Run python test.py --data_dir 'path/to/imagenet_root/' to evaluate on ImageNet val set. You will achieve 74.9% Top accuracy and 91.7% Top-5 accuracy on the ImageNet dataset using ResNet-50.

Run python test.py --dataset cifar10 --model_dir models/ResNet20-AdderNet.pth --data_dir 'path/to/cifar10_root/' to evaluate on CIFAR-10. You will achieve 91.8% accuracy on the CIFAR-10 dataset using ResNet-20.

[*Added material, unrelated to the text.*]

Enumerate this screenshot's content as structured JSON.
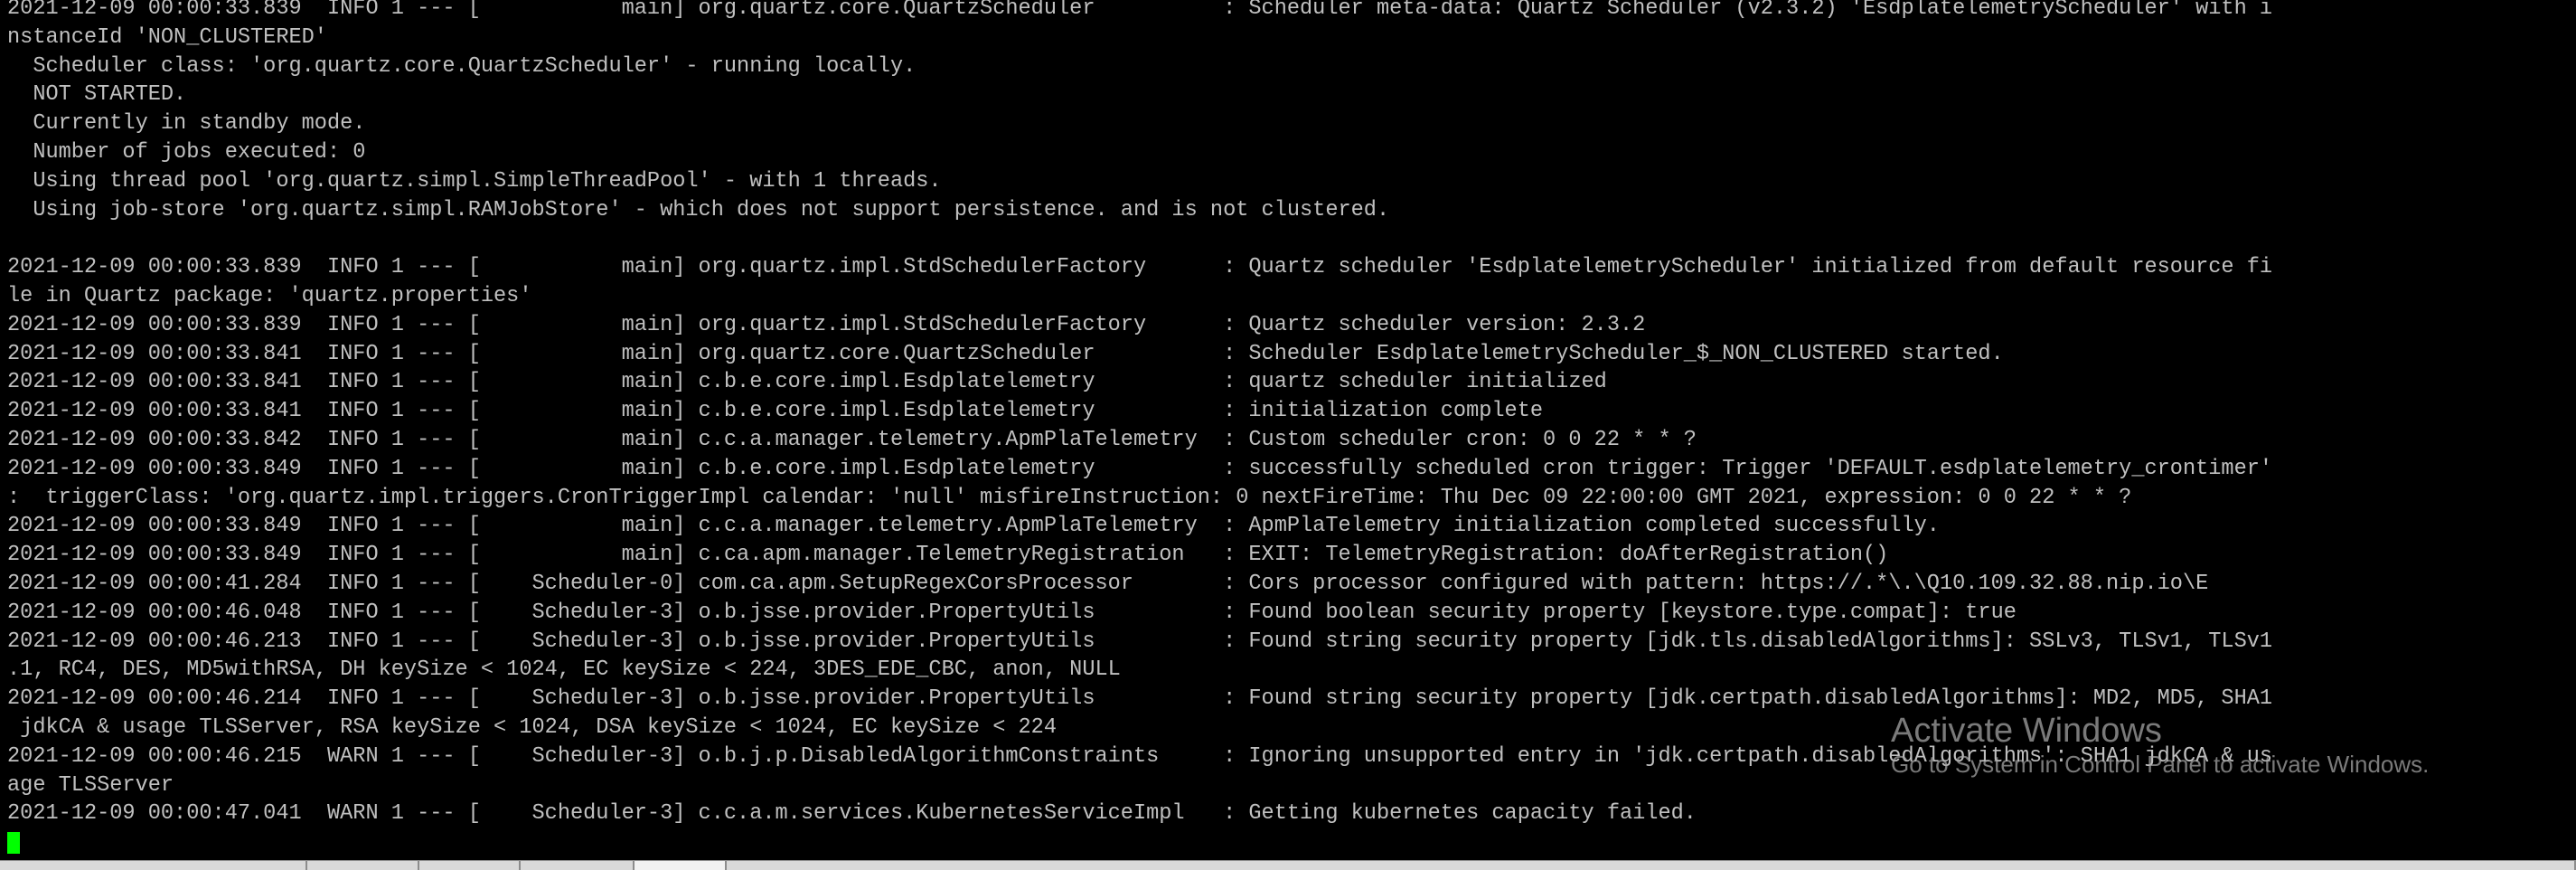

The inference and training of AdderNets is slow since the adder filters is implemented without cuda acceleration. You can write cuda to achieve higher inference speed.

Citation

@article{AdderNet,
	title={AdderNet: Do We Really Need Multiplications in Deep Learning?},
	author={Chen, Hanting and Wang, Yunhe and Xu, Chunjing and Shi, Boxin and Xu, Chao and Tian, Qi and Xu, Chang},
	journal={CVPR},
	year={2020}
}

Contributing

We appreciate all contributions. If you are planning to contribute back bug-fixes, please do so without any further discussion.

If you plan to contribute new features, utility functions or extensions to the core, please first open an issue and discuss the feature with us. Sending a PR without discussion might end up resulting in a rejected PR, because we might be taking the core in a different direction than you might be aware of.